The Detroit Project is a three-play cycle set in her hometown that celebrates the dogged spirit of The Motor City without romanticizing its struggles. Detroit ’67 premiered first, in 2013, telling the story of the 1967 clash between fed up Black Detroiters and militant federal forces. The cycle’s most recent premiere was 2016’s Paradise Blue, given a haunting production at the Signature Theater by Ruben Santiago-Hudson. Set in 1949, its story is the beginning of the end of a Black artistic community, focusing on one tormented genius at the center of the turmoil. In the middle came Skeleton Crew; premiering in 2016 and set in 2008, it too is concerned with trouble that augers greater danger to come, as the life of one automotive factory comes to a close, touching the lives of its many employees and the surrounding community.

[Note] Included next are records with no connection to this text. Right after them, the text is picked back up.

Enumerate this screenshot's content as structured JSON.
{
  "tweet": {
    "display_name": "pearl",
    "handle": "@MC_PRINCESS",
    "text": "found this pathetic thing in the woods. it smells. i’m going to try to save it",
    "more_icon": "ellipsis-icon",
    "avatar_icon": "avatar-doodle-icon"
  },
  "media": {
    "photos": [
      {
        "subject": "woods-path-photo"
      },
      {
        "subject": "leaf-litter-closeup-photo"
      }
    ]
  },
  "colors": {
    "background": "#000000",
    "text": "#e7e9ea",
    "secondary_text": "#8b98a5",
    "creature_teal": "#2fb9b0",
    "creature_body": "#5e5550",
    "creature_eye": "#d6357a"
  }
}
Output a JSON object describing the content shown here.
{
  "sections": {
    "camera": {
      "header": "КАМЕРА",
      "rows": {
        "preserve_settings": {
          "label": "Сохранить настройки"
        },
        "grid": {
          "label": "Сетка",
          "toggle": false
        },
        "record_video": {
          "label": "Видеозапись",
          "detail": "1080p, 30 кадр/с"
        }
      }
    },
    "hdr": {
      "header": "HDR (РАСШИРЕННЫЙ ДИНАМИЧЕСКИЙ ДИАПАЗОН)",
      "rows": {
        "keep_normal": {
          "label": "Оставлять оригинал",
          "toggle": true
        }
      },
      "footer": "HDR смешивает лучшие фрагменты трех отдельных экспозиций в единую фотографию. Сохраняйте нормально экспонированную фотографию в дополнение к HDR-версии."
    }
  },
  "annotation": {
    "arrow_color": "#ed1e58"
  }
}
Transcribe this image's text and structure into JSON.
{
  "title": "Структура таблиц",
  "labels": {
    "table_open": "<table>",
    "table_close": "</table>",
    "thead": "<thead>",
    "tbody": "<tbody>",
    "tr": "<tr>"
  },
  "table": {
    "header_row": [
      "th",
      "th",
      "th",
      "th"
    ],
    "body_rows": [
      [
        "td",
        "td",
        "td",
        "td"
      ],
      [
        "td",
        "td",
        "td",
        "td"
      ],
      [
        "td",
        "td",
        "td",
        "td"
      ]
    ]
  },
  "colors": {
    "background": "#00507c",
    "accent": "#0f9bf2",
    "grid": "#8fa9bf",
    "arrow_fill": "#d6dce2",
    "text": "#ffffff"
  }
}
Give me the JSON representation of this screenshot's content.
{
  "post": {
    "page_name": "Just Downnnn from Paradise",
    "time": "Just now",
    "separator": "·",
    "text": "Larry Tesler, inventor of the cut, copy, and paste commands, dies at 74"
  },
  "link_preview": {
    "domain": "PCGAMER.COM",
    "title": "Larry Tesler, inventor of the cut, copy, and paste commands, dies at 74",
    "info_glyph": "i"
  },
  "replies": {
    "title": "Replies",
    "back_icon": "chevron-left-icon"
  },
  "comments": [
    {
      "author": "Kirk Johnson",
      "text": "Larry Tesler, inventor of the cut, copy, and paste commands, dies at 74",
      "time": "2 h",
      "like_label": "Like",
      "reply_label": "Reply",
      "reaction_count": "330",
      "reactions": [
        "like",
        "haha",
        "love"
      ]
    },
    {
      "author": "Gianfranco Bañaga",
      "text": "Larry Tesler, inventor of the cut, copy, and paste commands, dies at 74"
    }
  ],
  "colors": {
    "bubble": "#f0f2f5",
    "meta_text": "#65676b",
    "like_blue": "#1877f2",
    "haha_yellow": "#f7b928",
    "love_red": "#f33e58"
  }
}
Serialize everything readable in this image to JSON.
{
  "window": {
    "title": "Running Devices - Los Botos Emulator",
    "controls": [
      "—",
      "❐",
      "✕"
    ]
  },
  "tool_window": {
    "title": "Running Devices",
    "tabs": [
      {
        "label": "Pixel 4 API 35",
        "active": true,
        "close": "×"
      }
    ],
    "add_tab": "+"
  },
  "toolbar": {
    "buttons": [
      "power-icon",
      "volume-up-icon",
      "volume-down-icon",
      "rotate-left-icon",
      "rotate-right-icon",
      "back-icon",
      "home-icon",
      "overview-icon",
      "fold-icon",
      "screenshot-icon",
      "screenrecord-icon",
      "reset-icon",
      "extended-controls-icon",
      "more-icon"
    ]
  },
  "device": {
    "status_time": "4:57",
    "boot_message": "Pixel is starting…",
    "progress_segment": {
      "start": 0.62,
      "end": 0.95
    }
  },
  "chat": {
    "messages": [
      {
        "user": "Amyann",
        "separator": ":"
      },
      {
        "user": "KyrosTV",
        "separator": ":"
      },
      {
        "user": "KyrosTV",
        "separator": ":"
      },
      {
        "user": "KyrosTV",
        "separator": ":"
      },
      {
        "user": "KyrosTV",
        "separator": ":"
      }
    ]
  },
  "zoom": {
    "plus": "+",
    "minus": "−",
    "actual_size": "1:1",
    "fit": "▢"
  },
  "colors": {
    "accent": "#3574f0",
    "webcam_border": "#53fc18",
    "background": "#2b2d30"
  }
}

In and among these plays, Morisseau shows an abiding concern for the pulsating unity between people and their cultures that give shape, definition, and occasionally meaning to their lives. The expressions of self that her characters seek to establish are at all times intertwined with the institutions they populate, and so the gradual and steady crumbling of those institutions threatens more than jobs and livelihoods: it threatens the very identity of people and their communities.
Remounted on Broadway by the Manhattan Theater Club and again directed by Ruben Santiago-Hudson, the current production of Skelton Crew abounds with life and energy. Set in the breakroom (rendered with gritty grace by Michael Carnahan) of an aging Detroit factory on its last legs, the play focusses on four big personalities as they struggle to manage their shared lives and concerns. Rumors of the factory closing abound, and the play examines the unpredictable and volatile results of that particular injection of tension into these relationships.
At the show’s center is the resplendent Phylicia Rashad, looking and sounding for all the world like a reborn version of her famous Aunt Ester from August Wilson’s Gem of the Ocean, now a tattered but determined griot of the breakroom. She is Faye, a worker at this factory for 39 years with little concern for silly new rules like no smoking in the breakroom, but abounding care for the people who share the mundanely sacred little breakroom space. And around her force revolves a dynamic and powerful cast. Joshua Boone is the young firebrand Dez, making his way and asserting his dignity working a line at the factory but with his sights set on bigger things. Chanté Adams is Shanita, pregnant and single, but undeterred from showing up at the factory whose song fills her soul. Brandon J. Dirden is Reggie, the former line worker promoted to middle management trying to manage the impossible task of satisfying the higher ups while doing right by the rank-and-file workers.
Confined to the small crucible of the breakroom, these characters discover much about themselves and each other as they consider how to manage the present and what will almost certainly be a very different near future. Santiago-Hudson steers his cast at all times into each other, insisting that they confront and wrestle with the many elephants in this particular room. In this way, the play celebrates the insights and compassion at the heart of Morisseau’s Detroit Project. Hers is a world always at the precipice of worrisome change, and this Skeleton Crew stands confidently enough on that edge to paint vivid pictures of the people and community asserting strength and dignity while being pushed so dangerously close to collapse.